Lyrical Time Wastr - Somewhere Down the Crazy ...
Image by jah~ off n on via Flickr

Crazy people are everywhere. Not just the run of the mill crazy, either. I’m talking about completely out of their head insane, unable to reason their way through modern daily life, wringing their hqnds of all connection to reality, playing the fool way too well for it to be considered acting.

The reason I mention this is simply because I don’t think I have been doing a good enough job of rooting out the crazy in my life. Not for years, in fact.

When I was about 14 or so, I realized that being bored was a choice. I realized that I didn’t have to sit through whatever someone was talking about without letting my mind wander on to more interesting and productive things. Whenever I was alone and had little to do, I would just start writing. Whenever I was in the presenence of a boring subject, I would read or doodle. People who kept on complaining of boredom just weren’t interesting to me. Whqt I realize now is that they are, in fact, crazy. Or, they are about to become crazy.

It is my belief that crazy is a result of not thinking enough or not being able to find something engaging to occupy your time. Not having passion is just plain crazy. And it leads people to do the worst things imaginable.

Like blaming folks for how they try to experience the world around them. Like shaming others for grieving or for feeling or for thinking about much of anything at all. Passionless people are incapable of perspective, and that is what makes them crazy. It is also how you can pick them out of a lineup.

Sitting in a meeting or even in talking to a relative, if you get the sense that someone else can’t consider another point of view, you may want to check their crazy level.

We used to play this game called colored eggs on thenplayground in elementary school. It was a type of tag, where everyone would line up and think of a color out of a typical crayon box (64 crayons being the max that we thought was okay to try for) and then one person would stand opposite of the line and start to guess all of the colors. If the person guessed one of the person’s colors that was standing on the line, the person whose color was guessed would have to run to the other side of the playground without getting tagged. If the person was caught, they would become one of the taggers until there wasn’t anyone left on the line.

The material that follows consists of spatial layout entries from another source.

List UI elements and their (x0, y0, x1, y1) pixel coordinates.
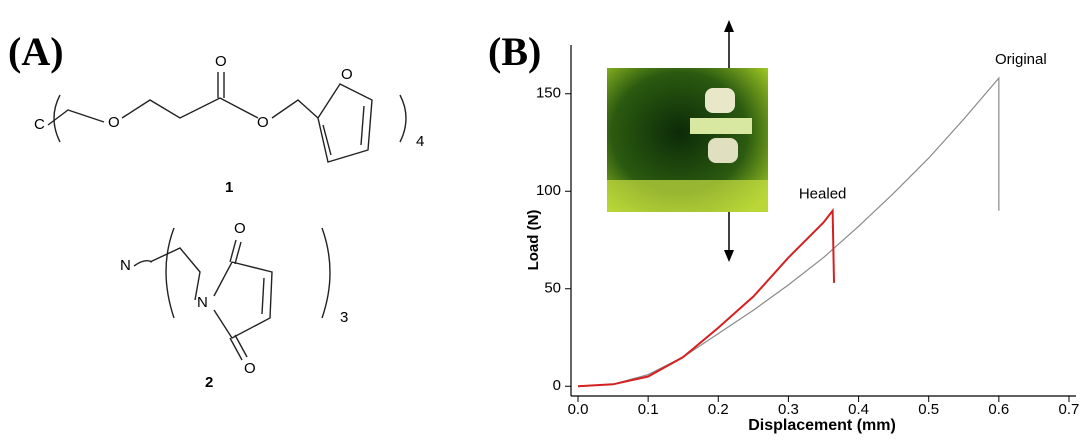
subscript: 4 (416, 133, 424, 150)
bracket (400, 95, 406, 142)
bond (323, 125, 331, 155)
bond (150, 248, 200, 300)
photo-inset (607, 68, 768, 212)
photo-detail (708, 138, 738, 163)
atom: N (120, 257, 131, 274)
x-axis-label: Displacement (mm) (748, 417, 896, 434)
x-tick-label: 0.3 (778, 401, 799, 418)
atom: C (34, 116, 45, 133)
compound-number: 2 (205, 374, 213, 391)
atom: N (197, 294, 208, 311)
compound-2: N N O O 3 2 (120, 220, 348, 391)
series-line (578, 211, 834, 387)
y-tick-label: 0 (553, 377, 561, 394)
arrowhead (724, 250, 734, 262)
atom: O (257, 114, 269, 131)
ring (318, 84, 372, 162)
x-tick-label: 0.2 (708, 401, 729, 418)
x-tick-label: 0.1 (638, 401, 659, 418)
bond (235, 242, 241, 264)
panel-label: (B) (488, 29, 541, 74)
compound-number: 1 (225, 179, 233, 196)
y-axis-label: Load (N) (525, 210, 542, 271)
bond (48, 110, 104, 125)
x-tick-label: 0.0 (568, 401, 589, 418)
arrowhead (724, 20, 734, 32)
panel-label: (A) (8, 29, 64, 74)
bond (235, 335, 247, 357)
series-label: Original (995, 51, 1047, 68)
atom: O (244, 360, 256, 377)
series-label: Healed (799, 186, 847, 203)
photo-detail (690, 118, 752, 134)
y-tick-label: 50 (544, 280, 561, 297)
photo-detail (705, 88, 735, 113)
atom: O (215, 53, 227, 70)
bracket (166, 228, 174, 318)
y-tick-label: 150 (536, 85, 561, 102)
bracket (322, 228, 330, 318)
y-tick-label: 100 (536, 182, 561, 199)
atom: O (341, 66, 353, 83)
compound-1: C O O O O 4 1 (34, 53, 424, 196)
bond (272, 100, 318, 118)
atom: O (108, 114, 120, 131)
subscript: 3 (340, 309, 348, 326)
x-tick-label: 0.7 (1059, 401, 1080, 418)
x-tick-label: 0.4 (848, 401, 869, 418)
bond (361, 106, 364, 145)
bond (122, 98, 258, 118)
figure: (A) C O O O O 4 1 N N O O 3 2 (0, 0, 1088, 435)
atom: O (234, 220, 246, 237)
x-tick-label: 0.6 (988, 401, 1009, 418)
photo-detail (607, 180, 768, 212)
bond (230, 338, 242, 360)
bond (230, 240, 236, 262)
bond (134, 261, 152, 266)
bond (262, 278, 264, 314)
x-tick-label: 0.5 (918, 401, 939, 418)
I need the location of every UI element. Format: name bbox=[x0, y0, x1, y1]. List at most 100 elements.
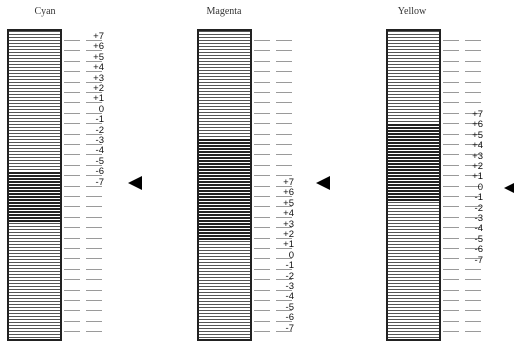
pattern-line bbox=[199, 286, 250, 287]
guide-line bbox=[64, 310, 80, 311]
guide-line bbox=[443, 40, 459, 41]
adjustment-label: +6 bbox=[472, 119, 483, 131]
guide-line bbox=[443, 113, 459, 114]
pattern-line bbox=[199, 124, 250, 125]
guide-line bbox=[465, 227, 481, 228]
guide-line bbox=[443, 290, 459, 291]
pattern-line bbox=[388, 133, 439, 135]
guide-line bbox=[64, 175, 80, 176]
selection-arrow-icon bbox=[128, 175, 142, 190]
pattern-line bbox=[199, 130, 250, 131]
pattern-line bbox=[199, 85, 250, 86]
pattern-line bbox=[199, 256, 250, 257]
pattern-line bbox=[388, 40, 439, 41]
pattern-line bbox=[9, 145, 60, 146]
guide-line bbox=[64, 134, 80, 135]
pattern-line bbox=[9, 190, 60, 192]
pattern-line bbox=[388, 73, 439, 74]
pattern-line bbox=[388, 175, 439, 177]
guide-line bbox=[64, 82, 80, 83]
guide-line bbox=[64, 113, 80, 114]
column-title-cyan: Cyan bbox=[34, 6, 56, 17]
adjustment-label: -1 bbox=[474, 192, 483, 204]
pattern-line bbox=[9, 118, 60, 119]
pattern-line bbox=[388, 331, 439, 332]
guide-line bbox=[254, 123, 270, 124]
guide-line bbox=[443, 165, 459, 166]
pattern-line bbox=[388, 127, 439, 129]
adjustment-label: +3 bbox=[472, 150, 483, 162]
pattern-line bbox=[199, 49, 250, 50]
guide-line bbox=[443, 175, 459, 176]
pattern-line bbox=[388, 319, 439, 320]
guide-line bbox=[465, 310, 481, 311]
pattern-line bbox=[199, 136, 250, 137]
pattern-line bbox=[9, 175, 60, 177]
pattern-line bbox=[199, 232, 250, 234]
guide-line bbox=[443, 269, 459, 270]
pattern-line bbox=[9, 73, 60, 74]
pattern-line bbox=[199, 223, 250, 225]
pattern-line bbox=[388, 262, 439, 263]
adjustment-label: -6 bbox=[474, 244, 483, 256]
guide-line bbox=[254, 92, 270, 93]
pattern-line bbox=[9, 334, 60, 335]
pattern-line bbox=[199, 190, 250, 192]
pattern-line bbox=[9, 316, 60, 317]
pattern-line bbox=[9, 259, 60, 260]
adjustment-label: +5 bbox=[472, 129, 483, 141]
guide-line bbox=[465, 206, 481, 207]
pattern-line bbox=[199, 211, 250, 213]
guide-line bbox=[86, 321, 102, 322]
pattern-line bbox=[9, 214, 60, 216]
guide-line bbox=[443, 50, 459, 51]
guide-line bbox=[86, 238, 102, 239]
pattern-line bbox=[388, 121, 439, 122]
pattern-line bbox=[9, 94, 60, 95]
pattern-line bbox=[388, 256, 439, 257]
pattern-line bbox=[9, 271, 60, 272]
guide-line bbox=[443, 331, 459, 332]
adjustment-label: +7 bbox=[283, 177, 294, 188]
selection-arrow-icon bbox=[316, 176, 330, 190]
pattern-line bbox=[388, 106, 439, 107]
pattern-line bbox=[388, 304, 439, 305]
pattern-line bbox=[388, 217, 439, 218]
guide-line bbox=[465, 102, 481, 103]
guide-line bbox=[86, 258, 102, 259]
guide-line bbox=[254, 310, 270, 311]
pattern-line bbox=[9, 103, 60, 104]
adjustment-label: -4 bbox=[474, 223, 483, 235]
guide-line bbox=[86, 102, 102, 103]
guide-line bbox=[64, 217, 80, 218]
guide-line bbox=[64, 196, 80, 197]
pattern-line bbox=[9, 133, 60, 134]
pattern-line bbox=[199, 43, 250, 44]
guide-line bbox=[276, 175, 292, 176]
pattern-line bbox=[9, 115, 60, 116]
adjustment-label: -6 bbox=[95, 166, 104, 178]
guide-line bbox=[64, 71, 80, 72]
pattern-line bbox=[388, 91, 439, 92]
guide-line bbox=[86, 331, 102, 332]
pattern-line bbox=[388, 205, 439, 206]
pattern-line bbox=[199, 37, 250, 38]
pattern-line bbox=[9, 328, 60, 329]
pattern-line bbox=[9, 202, 60, 204]
pattern-line bbox=[388, 325, 439, 326]
pattern-line bbox=[199, 262, 250, 263]
pattern-line bbox=[9, 247, 60, 248]
guide-line bbox=[276, 279, 292, 280]
guide-line bbox=[465, 269, 481, 270]
pattern-line bbox=[9, 79, 60, 80]
guide-line bbox=[254, 217, 270, 218]
pattern-line bbox=[9, 136, 60, 137]
guide-line bbox=[443, 321, 459, 322]
pattern-line bbox=[388, 235, 439, 236]
pattern-line bbox=[388, 151, 439, 153]
guide-line bbox=[254, 258, 270, 259]
pattern-line bbox=[199, 334, 250, 335]
pattern-line bbox=[199, 46, 250, 47]
pattern-line bbox=[9, 301, 60, 302]
adjustment-label: -2 bbox=[474, 202, 483, 214]
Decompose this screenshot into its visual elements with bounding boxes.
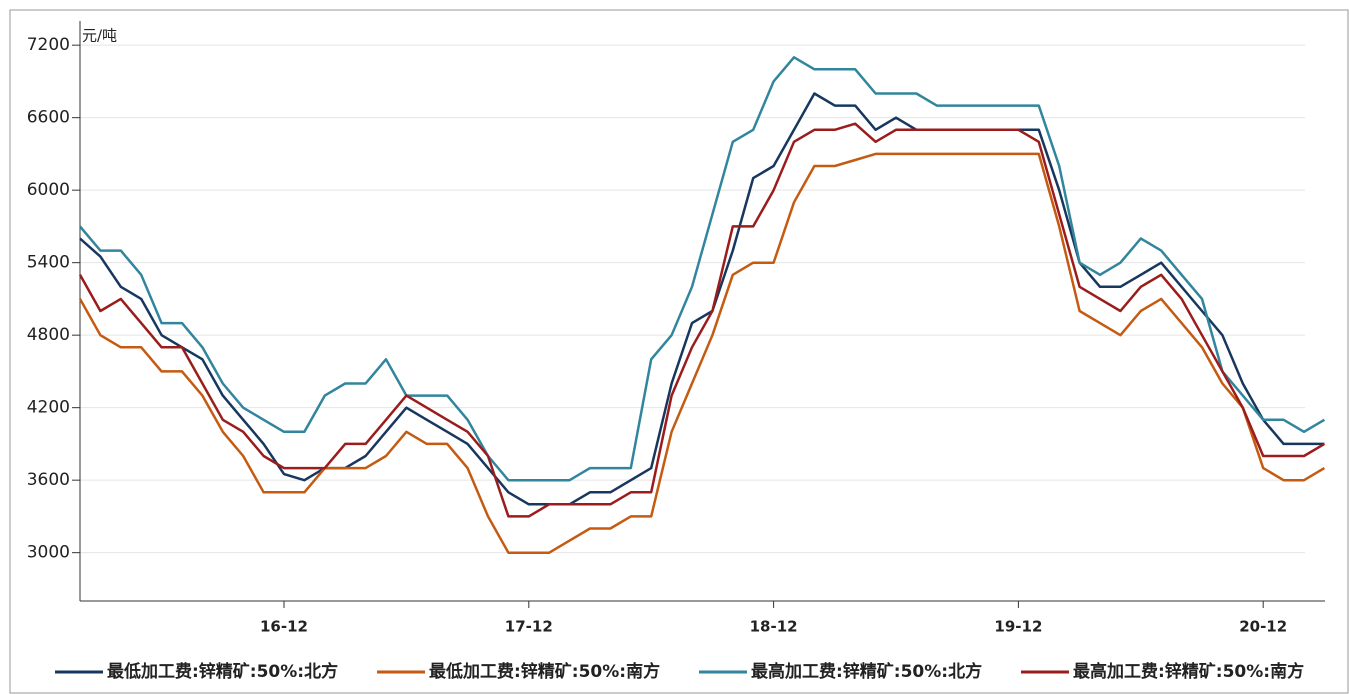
y-tick-label: 6000 [27, 180, 70, 200]
legend-label: 最高加工费:锌精矿:50%:北方 [751, 661, 982, 682]
x-tick-label: 17-12 [505, 618, 553, 636]
y-tick-label: 5400 [27, 253, 70, 273]
y-tick-label: 6600 [27, 108, 70, 128]
series-line [79, 92, 1325, 506]
series-line [78, 152, 1326, 554]
y-tick-label: 3000 [27, 543, 70, 563]
frame [9, 9, 1349, 694]
legend-label: 最低加工费:锌精矿:50%:北方 [107, 661, 338, 682]
y-unit: 元/吨 [82, 27, 117, 45]
legend-label: 最高加工费:锌精矿:50%:南方 [1073, 661, 1304, 682]
series-line [78, 122, 1326, 518]
x-tick-label: 20-12 [1239, 618, 1287, 636]
x-tick-label: 19-12 [994, 618, 1042, 636]
legend-label: 最低加工费:锌精矿:50%:南方 [429, 661, 660, 682]
y-tick-label: 4200 [27, 398, 70, 418]
x-tick-label: 18-12 [750, 618, 798, 636]
series-line [79, 56, 1326, 482]
y-tick-label: 4800 [27, 325, 70, 345]
y-tick-label: 7200 [27, 35, 70, 55]
x-tick-label: 16-12 [260, 618, 308, 636]
y-tick-label: 3600 [27, 470, 70, 490]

There was one boy who never chose any different colors. He always picked the same one: goldenrod. He thought that he was so brilliant in his choice that he would brag to everyone else at lunch about it. He would say, “you are never going to guess what I’m going to be today.” and then when we got out on the playground, the guesser would inevitably go through the more common colors first to try and get as many people off the line as possible. And there this boy would stand, completely confident that he was going to outlast everyone.

He never did, by the way. To my knowledge he never technically won the game. More of the time, he would claim victory because we had to go in from recess and he would still be on the line. We never guessed goldenrod because we didn’t much care about capturing him. We didn’t understand why he didn’t pick a different color so that he could play the tag part of the game. That was the fun part. Thqt was the part that got your heart pumping, that actually helped you to make friends.

When I look back on it now, I can tell that the boy was crazy for choosing goldenrod every day. He was crazy because he had to have his way rather than to join in. He had to have the obscure color rather than learn what the game was about.

The crazy is in each of us, when we find we are in a rut. It is in us when we are stubborn. It is in us when we stop looking around and seeing the differences between us that make us interesting enough to want to sit down and talk to. It is us when we allow ourselves to be bored.

I need to do a better job of rooting out my crazy, whether that is within myself or in the people around me. Otherwise, I might as well be choosing the same color for every day of my life.